The miracle beneath him reaches one hand to the back of Kirk's neck and gently massages away the pain. Kirk smiles in response, too sleepy to speak anymore. He sinks back down onto the strong, dense Vulcan body, warm with life, and falls back asleep, feeling the lull of Spock's heartbeat against his stomach. The simple rhythm proves that life is not all prose--that poetry comes true, and there is love beyond death.
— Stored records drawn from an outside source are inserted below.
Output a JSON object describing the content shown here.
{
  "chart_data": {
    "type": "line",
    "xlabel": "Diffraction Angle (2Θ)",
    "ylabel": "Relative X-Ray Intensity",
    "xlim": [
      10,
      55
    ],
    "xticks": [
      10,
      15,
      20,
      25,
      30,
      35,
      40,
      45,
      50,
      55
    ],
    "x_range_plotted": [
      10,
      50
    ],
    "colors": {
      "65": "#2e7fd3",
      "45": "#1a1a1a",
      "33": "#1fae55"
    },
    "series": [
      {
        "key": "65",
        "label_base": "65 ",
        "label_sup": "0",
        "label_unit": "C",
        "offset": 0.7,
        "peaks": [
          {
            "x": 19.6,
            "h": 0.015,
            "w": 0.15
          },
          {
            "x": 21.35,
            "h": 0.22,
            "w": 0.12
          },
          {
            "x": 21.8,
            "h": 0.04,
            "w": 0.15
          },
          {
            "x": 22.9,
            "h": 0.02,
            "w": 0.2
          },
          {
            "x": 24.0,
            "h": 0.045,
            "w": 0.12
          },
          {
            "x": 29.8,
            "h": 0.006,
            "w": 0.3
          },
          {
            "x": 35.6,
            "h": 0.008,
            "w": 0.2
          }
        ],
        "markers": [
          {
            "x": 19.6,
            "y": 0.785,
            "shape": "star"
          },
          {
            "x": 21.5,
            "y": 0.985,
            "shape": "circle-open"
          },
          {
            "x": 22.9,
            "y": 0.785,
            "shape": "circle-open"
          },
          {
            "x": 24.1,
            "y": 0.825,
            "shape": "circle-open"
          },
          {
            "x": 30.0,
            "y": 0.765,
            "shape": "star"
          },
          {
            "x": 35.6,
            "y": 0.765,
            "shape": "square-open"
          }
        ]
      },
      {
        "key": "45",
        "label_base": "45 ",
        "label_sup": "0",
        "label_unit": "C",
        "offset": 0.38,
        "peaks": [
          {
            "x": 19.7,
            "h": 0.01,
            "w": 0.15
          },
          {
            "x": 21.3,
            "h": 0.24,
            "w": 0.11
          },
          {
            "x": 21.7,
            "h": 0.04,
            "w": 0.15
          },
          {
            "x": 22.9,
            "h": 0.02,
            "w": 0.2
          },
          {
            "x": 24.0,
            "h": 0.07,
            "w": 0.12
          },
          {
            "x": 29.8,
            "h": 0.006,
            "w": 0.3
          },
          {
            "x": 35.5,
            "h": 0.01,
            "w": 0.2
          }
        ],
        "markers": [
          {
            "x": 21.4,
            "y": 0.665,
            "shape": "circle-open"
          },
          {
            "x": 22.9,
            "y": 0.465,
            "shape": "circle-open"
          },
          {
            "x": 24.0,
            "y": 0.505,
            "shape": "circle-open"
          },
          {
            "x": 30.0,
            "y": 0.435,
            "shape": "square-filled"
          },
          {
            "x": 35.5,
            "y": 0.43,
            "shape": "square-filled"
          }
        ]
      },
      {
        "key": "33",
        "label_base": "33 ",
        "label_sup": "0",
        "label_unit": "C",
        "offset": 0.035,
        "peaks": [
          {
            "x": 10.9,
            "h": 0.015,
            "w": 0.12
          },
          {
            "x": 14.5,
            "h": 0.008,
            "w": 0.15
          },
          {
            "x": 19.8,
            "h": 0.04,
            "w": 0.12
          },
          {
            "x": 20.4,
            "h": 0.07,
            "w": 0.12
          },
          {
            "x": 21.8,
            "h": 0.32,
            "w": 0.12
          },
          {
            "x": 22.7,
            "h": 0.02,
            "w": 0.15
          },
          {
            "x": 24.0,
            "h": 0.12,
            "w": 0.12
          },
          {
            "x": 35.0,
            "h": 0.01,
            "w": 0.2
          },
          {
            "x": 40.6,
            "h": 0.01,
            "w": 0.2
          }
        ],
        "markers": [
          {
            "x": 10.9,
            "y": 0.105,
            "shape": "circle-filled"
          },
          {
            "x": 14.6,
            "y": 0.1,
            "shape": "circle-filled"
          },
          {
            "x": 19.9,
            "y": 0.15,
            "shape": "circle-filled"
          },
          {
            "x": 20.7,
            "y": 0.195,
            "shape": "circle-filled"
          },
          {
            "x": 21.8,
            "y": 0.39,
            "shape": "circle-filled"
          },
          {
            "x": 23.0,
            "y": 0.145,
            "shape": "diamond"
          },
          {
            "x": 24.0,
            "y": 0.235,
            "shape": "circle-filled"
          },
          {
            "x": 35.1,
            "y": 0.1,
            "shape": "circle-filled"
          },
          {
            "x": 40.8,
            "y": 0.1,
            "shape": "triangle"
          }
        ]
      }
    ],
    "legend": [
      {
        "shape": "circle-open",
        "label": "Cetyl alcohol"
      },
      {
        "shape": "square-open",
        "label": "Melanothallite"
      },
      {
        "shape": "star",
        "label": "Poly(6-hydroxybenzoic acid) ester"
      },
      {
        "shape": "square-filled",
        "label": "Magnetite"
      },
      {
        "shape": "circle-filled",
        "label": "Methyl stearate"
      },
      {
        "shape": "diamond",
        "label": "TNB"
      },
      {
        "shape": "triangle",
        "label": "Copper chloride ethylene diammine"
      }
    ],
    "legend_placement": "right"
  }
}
Spock remains awake for a while, continuing to digest the new things that bombard his brain from the events of the day. Falling--no, being pulled into San Francisco Bay by his overexuberant friend and the subsequent immersion in water, an experience unique to his more human adventures, released into his mind the final flood of memories held back by Vulcan training and the difficulties of refusion. Until that day, Spock knew of his marriage to Admiral Kirk only because his family told him about it, and because it was legal record. For three months on his home planet, he thought and thought, philosophized and reasoned, to try to discover the nature of these sentiments and emotions he'd apparently felt for James Kirk in his other life. What were they? What did they do to one, and what good were they? How could they be recognized?
He didn't understand.
He treated Kirk with the respect he was due, of course--what else could be logical? But it was all he had--nothing further seemed natural.
He hit the water and everything rushed back, every feeling, every warm kiss, every deep breath that caressed the back of someone else's shoulder in a night, an afternoon, a lifetime. Every time his heart was squeezed ever so gently by the hand of he that held it. He knew it all.
But in this moment beneath the salted sea, he also knew that this was not just the love of his first life, but the love of all he lived--for indeed, in the time they spent together in these past months, awkward though it was for both men, Spock had taken Jim Kirk into his heart anew, with no memory of the first time. On the streets of their grand old city on the bay, and with the shy, silent steps of uncertainty but the resolution of fact, Spock fell in love with him all over again. Just as intensely.
In the bay, the new love mingled with the old, and Spock could taste it on his lips like the saltwater surrounding him. He tasted it as he kissed Jim in the sunlight, the beautiful shining sun brought home to the battered, windswept planet.
Now, it is the moon's turn, and Kirk and Spock rest under her glow.